Still, it was a journey Farrell planned to revisit with Terenzi when their lacrosse careers were over.

“He would always say when we’re 30 and we’re older, we’re all going to come to his house and watch our run my freshman year and watch every playoff game,” Terenzi said. “It leaves a great memory, but an unfulfilled memory because unfortunately he’s not here anymore. You want to make him proud as best as you can. Wearing his number, I hope I can do justice in a way.”

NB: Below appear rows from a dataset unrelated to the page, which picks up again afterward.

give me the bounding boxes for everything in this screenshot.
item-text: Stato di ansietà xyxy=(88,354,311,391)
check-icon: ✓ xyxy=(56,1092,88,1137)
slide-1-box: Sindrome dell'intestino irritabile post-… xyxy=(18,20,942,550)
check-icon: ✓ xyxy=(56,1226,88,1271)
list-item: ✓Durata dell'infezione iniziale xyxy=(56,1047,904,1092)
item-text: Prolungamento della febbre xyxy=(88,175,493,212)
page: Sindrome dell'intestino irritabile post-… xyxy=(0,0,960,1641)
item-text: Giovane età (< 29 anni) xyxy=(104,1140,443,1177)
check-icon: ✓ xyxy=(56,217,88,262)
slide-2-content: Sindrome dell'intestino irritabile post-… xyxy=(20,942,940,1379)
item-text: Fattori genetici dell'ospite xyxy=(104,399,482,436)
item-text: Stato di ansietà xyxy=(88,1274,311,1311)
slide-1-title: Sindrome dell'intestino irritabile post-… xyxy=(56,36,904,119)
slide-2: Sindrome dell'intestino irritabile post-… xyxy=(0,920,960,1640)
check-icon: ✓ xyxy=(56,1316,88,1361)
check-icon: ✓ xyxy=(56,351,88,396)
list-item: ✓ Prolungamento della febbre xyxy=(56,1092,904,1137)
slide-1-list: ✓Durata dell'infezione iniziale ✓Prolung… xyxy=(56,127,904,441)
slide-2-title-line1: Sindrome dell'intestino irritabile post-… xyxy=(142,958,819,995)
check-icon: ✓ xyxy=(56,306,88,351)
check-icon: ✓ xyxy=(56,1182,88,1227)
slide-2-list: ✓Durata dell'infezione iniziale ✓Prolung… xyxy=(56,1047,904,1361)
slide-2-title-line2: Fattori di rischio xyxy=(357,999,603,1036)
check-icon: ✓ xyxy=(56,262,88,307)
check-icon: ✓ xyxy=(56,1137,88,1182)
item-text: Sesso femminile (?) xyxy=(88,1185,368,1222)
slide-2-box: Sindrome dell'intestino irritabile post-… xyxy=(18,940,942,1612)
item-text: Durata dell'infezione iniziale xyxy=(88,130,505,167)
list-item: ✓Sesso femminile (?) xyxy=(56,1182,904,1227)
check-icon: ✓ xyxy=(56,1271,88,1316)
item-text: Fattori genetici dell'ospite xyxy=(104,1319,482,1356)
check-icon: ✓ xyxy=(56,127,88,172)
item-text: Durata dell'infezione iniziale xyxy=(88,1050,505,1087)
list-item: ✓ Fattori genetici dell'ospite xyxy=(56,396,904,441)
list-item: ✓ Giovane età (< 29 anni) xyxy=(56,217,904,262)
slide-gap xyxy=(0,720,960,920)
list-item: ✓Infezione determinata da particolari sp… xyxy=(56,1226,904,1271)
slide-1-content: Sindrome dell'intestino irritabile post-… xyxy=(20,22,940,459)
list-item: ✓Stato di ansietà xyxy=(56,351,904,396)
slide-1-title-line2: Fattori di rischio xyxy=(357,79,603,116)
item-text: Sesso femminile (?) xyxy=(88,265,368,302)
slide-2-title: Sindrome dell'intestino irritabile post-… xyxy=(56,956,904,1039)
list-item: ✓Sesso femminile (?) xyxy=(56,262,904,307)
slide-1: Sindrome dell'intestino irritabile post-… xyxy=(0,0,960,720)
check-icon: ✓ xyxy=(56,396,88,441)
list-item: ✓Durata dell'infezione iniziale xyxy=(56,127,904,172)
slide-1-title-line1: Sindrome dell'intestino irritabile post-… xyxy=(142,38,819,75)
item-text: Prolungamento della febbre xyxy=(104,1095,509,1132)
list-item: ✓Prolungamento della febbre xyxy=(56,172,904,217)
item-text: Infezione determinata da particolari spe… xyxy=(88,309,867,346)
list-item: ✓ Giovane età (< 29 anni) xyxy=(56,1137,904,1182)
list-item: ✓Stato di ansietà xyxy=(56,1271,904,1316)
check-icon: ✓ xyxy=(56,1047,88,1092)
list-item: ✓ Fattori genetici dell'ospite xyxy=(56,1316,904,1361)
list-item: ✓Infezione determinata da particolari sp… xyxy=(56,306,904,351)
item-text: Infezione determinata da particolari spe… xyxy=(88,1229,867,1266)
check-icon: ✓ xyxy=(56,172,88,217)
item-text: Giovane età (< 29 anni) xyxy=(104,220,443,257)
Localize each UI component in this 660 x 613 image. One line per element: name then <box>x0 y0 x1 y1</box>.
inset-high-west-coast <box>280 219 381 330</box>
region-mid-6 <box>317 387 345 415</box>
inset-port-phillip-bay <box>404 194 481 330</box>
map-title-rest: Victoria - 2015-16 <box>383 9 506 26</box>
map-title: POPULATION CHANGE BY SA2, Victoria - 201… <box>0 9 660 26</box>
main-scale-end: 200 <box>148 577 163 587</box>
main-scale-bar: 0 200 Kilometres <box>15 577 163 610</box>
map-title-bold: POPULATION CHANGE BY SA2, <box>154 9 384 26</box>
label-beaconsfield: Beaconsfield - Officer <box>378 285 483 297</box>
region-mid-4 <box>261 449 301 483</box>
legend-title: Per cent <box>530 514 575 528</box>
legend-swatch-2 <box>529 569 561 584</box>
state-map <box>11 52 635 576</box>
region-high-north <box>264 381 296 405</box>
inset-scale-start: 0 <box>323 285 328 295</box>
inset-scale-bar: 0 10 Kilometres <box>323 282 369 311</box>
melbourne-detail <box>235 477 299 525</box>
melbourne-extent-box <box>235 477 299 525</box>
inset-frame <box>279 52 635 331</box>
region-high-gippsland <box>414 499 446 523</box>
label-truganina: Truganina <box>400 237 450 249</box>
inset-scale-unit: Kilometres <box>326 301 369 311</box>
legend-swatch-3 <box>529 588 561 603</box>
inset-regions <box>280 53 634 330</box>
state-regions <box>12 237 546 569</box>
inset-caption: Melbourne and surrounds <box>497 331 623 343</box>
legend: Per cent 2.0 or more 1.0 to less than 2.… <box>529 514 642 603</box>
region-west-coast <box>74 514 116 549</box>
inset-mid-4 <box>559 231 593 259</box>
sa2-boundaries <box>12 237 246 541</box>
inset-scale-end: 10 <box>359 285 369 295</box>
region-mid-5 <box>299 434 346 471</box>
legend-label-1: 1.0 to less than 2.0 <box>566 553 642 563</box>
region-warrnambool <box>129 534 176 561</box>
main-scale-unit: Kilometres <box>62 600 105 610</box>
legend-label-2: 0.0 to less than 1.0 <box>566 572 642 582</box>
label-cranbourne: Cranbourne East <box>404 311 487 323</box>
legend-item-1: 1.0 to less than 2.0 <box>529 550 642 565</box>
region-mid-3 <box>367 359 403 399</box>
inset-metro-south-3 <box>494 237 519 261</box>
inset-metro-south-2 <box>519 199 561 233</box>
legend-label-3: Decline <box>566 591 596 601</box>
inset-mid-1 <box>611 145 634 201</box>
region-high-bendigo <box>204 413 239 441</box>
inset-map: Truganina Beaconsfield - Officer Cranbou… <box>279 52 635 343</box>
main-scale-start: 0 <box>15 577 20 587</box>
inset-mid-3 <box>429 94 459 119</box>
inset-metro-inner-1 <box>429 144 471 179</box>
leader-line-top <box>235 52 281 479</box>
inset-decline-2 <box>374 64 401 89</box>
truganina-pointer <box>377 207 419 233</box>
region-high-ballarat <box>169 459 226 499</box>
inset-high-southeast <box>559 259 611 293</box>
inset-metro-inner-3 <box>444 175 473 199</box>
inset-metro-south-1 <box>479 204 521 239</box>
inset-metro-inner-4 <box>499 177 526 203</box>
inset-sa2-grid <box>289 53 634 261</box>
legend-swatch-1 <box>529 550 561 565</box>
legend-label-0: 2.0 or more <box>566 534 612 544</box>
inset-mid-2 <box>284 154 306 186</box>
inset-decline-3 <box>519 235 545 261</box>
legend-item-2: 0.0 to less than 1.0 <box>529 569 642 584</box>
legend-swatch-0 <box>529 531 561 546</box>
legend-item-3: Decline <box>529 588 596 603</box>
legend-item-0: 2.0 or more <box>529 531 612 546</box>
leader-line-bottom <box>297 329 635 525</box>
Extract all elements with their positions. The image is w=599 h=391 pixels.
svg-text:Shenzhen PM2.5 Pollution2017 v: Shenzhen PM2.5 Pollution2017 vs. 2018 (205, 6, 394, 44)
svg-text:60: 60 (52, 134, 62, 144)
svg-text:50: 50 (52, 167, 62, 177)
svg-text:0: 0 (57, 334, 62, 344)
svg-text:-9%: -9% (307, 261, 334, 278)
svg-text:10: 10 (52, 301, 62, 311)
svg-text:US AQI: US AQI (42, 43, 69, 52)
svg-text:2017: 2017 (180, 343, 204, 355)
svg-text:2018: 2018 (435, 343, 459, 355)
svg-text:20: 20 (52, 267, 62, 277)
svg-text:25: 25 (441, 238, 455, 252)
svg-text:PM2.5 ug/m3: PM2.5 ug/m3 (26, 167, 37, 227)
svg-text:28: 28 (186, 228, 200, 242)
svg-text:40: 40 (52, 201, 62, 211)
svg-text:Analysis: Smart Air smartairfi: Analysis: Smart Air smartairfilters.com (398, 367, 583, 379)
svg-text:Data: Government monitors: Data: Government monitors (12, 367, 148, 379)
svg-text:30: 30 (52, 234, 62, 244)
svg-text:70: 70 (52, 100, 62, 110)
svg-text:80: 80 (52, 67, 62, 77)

Added motivation for Terenzi comes from the end of his junior season, when Manhasset lost to Mount Sinai 14-13 in an instant classic of a Long Island Class C championship game. It snapped a 15-game winning streak and ruined a perfect season.

It was also Round 1 of the Joey-v-Joey high school rivalry between Terenzi and Joey Spallina.

The Syracuse-bound Spallina is the top-rated recruit in the Class of 2022, while Terenzi is No. 3. At East Islip High School that afternoon to watch the showdown were newly-hired Syracuse coaches Gary Gait and Dave Pietramala and UVA coach Lars Tiffany, which added to the big-time spectacle feel.

Terenzi acknowledged the rivalry but said it is a respectful one between friends rather than adversaries.

That game, Terenzi had a pair of goals. But Spallina struck for six, including the winner in the waning seconds of the fourth quarter. It wasn’t their first encounter on the lacrosse field. That, Terenzi recalls, came a week after that fabled freshman season ended when Terenzi’s Express squad lost to Spallina’s Team 91 Smash team in the club circuit. That was also a one-goal defeat.

There’s surely future clashes in the ACC and maybe beyond, but before that, Terenzi is hoping for one more shot in high school with both teams favored to meet again in this year’s Long Island Class C final.

“I would love it, actually,” Terenzi said. “I want a Round 2. We’ve got unfinished business with them.”